By the same token, the right-wing talking point that Biden “cares more about the Ukraine border than America’s border” is nonsensical. Is aid to Taiwan also just a play to secure another country’s border before America’s? I suppose I shouldn’t even ask that rhetorically, or Matt Gaetz will put it in a fundraising email and then Taiwan aid will be dead, too.
Schumer’s strategy is essentially to bet that, combined, the two parties have enough centrists to pass the aid bills together. Israel supporters plus Ukraine supporters equals passage.
Ah, but there’s a problem with this equation. Schumer may need to subtract legislators who approve of what’s in this bill but are threatening not to vote for it because it also doesn’t include other things. Legislators such as hawkish Ukraine supporter Lindsey Graham. “You’ve hurt the cause of Ukraine by trying to shortchange the debate on the border,” Graham said today. “You may get this bill passed without any border, but it’s going nowhere in the House.”
Graham thinks the Senate hurt the cause of Ukraine by forwarding a bill that can’t pass the House, and it can’t pass the House because it doesn’t have border security…which was the poison pill that killed the last bill on launch.
This is beginning to feel like one of those riddles we used to have to solve in grade school: How do you get the chicken and the fox and the omnibus appropriations bill across the river without ever leaving the fox alone with the chicken or a congressman alone with the appropriations bill?
Of course, the New York Times tells us, the Democrats “also have a wish list of changes.” What do the Democrats hope Santa brings them? A potshot stunt aimed to satisfy their desire to mess with Israel. “Nearly 20 Democratic senators, most of them from the left wing of the party, have signed on to a proposal that would require recipients of security aid to use weapons in accordance with U.S. law, international humanitarian law and the laws of armed conflict—and not hamper efforts to send humanitarian aid to civilians. While the measure does not specifically mention Israel, it was inspired by senators’ concerns about that country’s bombardment of the Gaza Strip running afoul of international law.”
These Democrats are looking for a way to bend their own interpretation of something Israel will do in the future to try to tie the Jewish state’s hands behind its back while Hamas keeps shooting.

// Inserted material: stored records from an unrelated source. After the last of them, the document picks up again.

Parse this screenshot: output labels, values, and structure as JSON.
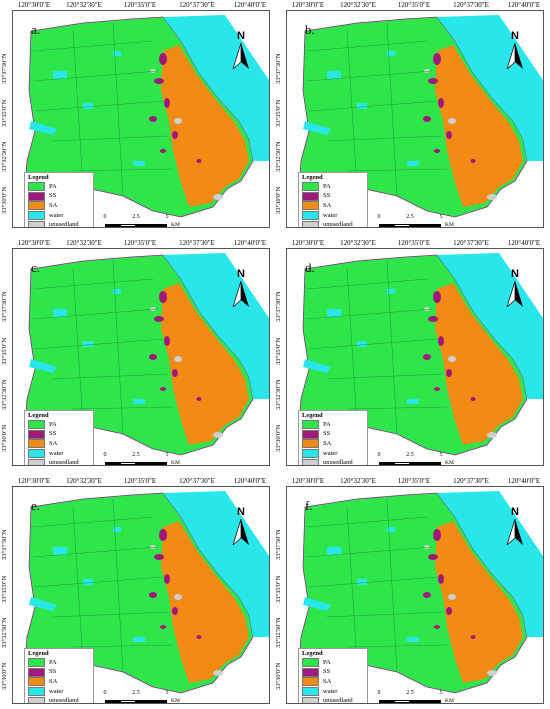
{
  "figure": {
    "panels": [
      {
        "label": "a."
      },
      {
        "label": "b."
      },
      {
        "label": "c."
      },
      {
        "label": "d."
      },
      {
        "label": "e."
      },
      {
        "label": "f."
      }
    ],
    "longitude_ticks": [
      "120°30'0\"E",
      "120°32'30\"E",
      "120°35'0\"E",
      "120°37'30\"E",
      "120°40'0\"E"
    ],
    "latitude_ticks": [
      "33°37'30\"N",
      "33°35'0\"N",
      "33°32'30\"N",
      "33°30'0\"N"
    ],
    "north_label": "N",
    "legend": {
      "title": "Legend",
      "items": [
        {
          "label": "PA",
          "color": "#2ee64a"
        },
        {
          "label": "SS",
          "color": "#a0197a"
        },
        {
          "label": "SA",
          "color": "#f28a16"
        },
        {
          "label": "water",
          "color": "#29e6ea"
        },
        {
          "label": "unusedland",
          "color": "#cfcfcf"
        }
      ]
    },
    "scale_bar": {
      "ticks": [
        "0",
        "2.5",
        "5"
      ],
      "unit": "KM"
    }
  }
}
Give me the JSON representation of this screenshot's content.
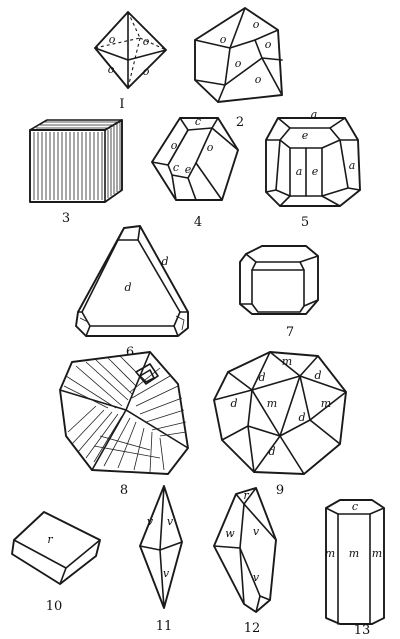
{
  "figures": [
    {
      "number": "I",
      "faces": [
        "o",
        "o",
        "o",
        "o"
      ]
    },
    {
      "number": "2",
      "faces": [
        "o",
        "o",
        "o",
        "o",
        "o"
      ]
    },
    {
      "number": "3",
      "faces": []
    },
    {
      "number": "4",
      "faces": [
        "c",
        "o",
        "o",
        "c",
        "e"
      ]
    },
    {
      "number": "5",
      "faces": [
        "a",
        "e",
        "a",
        "e",
        "a"
      ]
    },
    {
      "number": "6",
      "faces": [
        "d",
        "d"
      ]
    },
    {
      "number": "7",
      "faces": []
    },
    {
      "number": "8",
      "faces": []
    },
    {
      "number": "9",
      "faces": [
        "m",
        "d",
        "d",
        "m",
        "m",
        "d",
        "d",
        "d"
      ]
    },
    {
      "number": "10",
      "faces": [
        "r"
      ]
    },
    {
      "number": "11",
      "faces": [
        "v",
        "v",
        "v"
      ]
    },
    {
      "number": "12",
      "faces": [
        "r",
        "w",
        "v",
        "v"
      ]
    },
    {
      "number": "13",
      "faces": [
        "c",
        "m",
        "m",
        "m"
      ]
    }
  ]
}
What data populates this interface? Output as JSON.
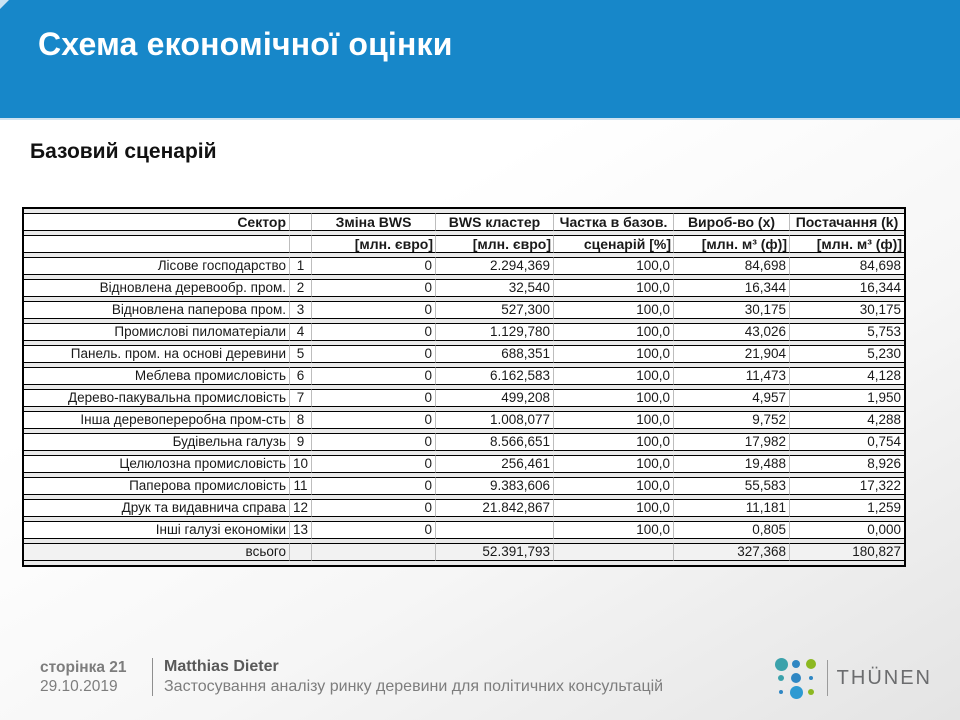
{
  "header": {
    "title": "Схема економічної оцінки",
    "band_color": "#1787c9"
  },
  "subtitle": "Базовий сценарій",
  "table": {
    "columns": [
      {
        "label": "Сектор",
        "unit": ""
      },
      {
        "label": "",
        "unit": ""
      },
      {
        "label": "Зміна BWS",
        "unit": "[млн. євро]"
      },
      {
        "label": "BWS кластер",
        "unit": "[млн. євро]"
      },
      {
        "label": "Частка в базов.",
        "unit": "сценарій [%]"
      },
      {
        "label": "Вироб-во (x)",
        "unit": "[млн. м³ (ф)]"
      },
      {
        "label": "Постачання (k)",
        "unit": "[млн. м³ (ф)]"
      }
    ],
    "rows": [
      [
        "Лісове господарство",
        "1",
        "0",
        "2.294,369",
        "100,0",
        "84,698",
        "84,698"
      ],
      [
        "Відновлена деревообр. пром.",
        "2",
        "0",
        "32,540",
        "100,0",
        "16,344",
        "16,344"
      ],
      [
        "Відновлена паперова пром.",
        "3",
        "0",
        "527,300",
        "100,0",
        "30,175",
        "30,175"
      ],
      [
        "Промислові пиломатеріали",
        "4",
        "0",
        "1.129,780",
        "100,0",
        "43,026",
        "5,753"
      ],
      [
        "Панель. пром. на основі деревини",
        "5",
        "0",
        "688,351",
        "100,0",
        "21,904",
        "5,230"
      ],
      [
        "Меблева промисловість",
        "6",
        "0",
        "6.162,583",
        "100,0",
        "11,473",
        "4,128"
      ],
      [
        "Дерево-пакувальна промисловість",
        "7",
        "0",
        "499,208",
        "100,0",
        "4,957",
        "1,950"
      ],
      [
        "Інша деревопереробна пром-сть",
        "8",
        "0",
        "1.008,077",
        "100,0",
        "9,752",
        "4,288"
      ],
      [
        "Будівельна галузь",
        "9",
        "0",
        "8.566,651",
        "100,0",
        "17,982",
        "0,754"
      ],
      [
        "Целюлозна промисловість",
        "10",
        "0",
        "256,461",
        "100,0",
        "19,488",
        "8,926"
      ],
      [
        "Паперова промисловість",
        "11",
        "0",
        "9.383,606",
        "100,0",
        "55,583",
        "17,322"
      ],
      [
        "Друк та видавнича справа",
        "12",
        "0",
        "21.842,867",
        "100,0",
        "11,181",
        "1,259"
      ],
      [
        "Інші галузі економіки",
        "13",
        "0",
        "",
        "100,0",
        "0,805",
        "0,000"
      ],
      [
        "всього",
        "",
        "",
        "52.391,793",
        "",
        "327,368",
        "180,827"
      ]
    ]
  },
  "footer": {
    "page": "сторінка 21",
    "date": "29.10.2019",
    "author": "Matthias Dieter",
    "subtitle": "Застосування аналізу ринку деревини для політичних консультацій"
  },
  "logo": {
    "brand": "THÜNEN",
    "dots": [
      {
        "size": 13,
        "color": "#3ba2ab"
      },
      {
        "size": 8,
        "color": "#2f87c3"
      },
      {
        "size": 10,
        "color": "#8cb821"
      },
      {
        "size": 6,
        "color": "#3ba2ab"
      },
      {
        "size": 10,
        "color": "#2f87c3"
      },
      {
        "size": 4,
        "color": "#2f87c3"
      },
      {
        "size": 4,
        "color": "#2f87c3"
      },
      {
        "size": 13,
        "color": "#2d9ad2"
      },
      {
        "size": 6,
        "color": "#8cb821"
      }
    ]
  }
}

It won’t pass or even accomplish anything constructive, but Congress can’t throw a bad-faith party without inviting the Squad, so here we are. Everybody come get some sour candy.
Still, the bill’s having received 67 votes without yet tossing a few sardines to the dolphins is a sign that there really is a path for this legislation. At the end of this circus we’ll likely have a bill. And a migraine.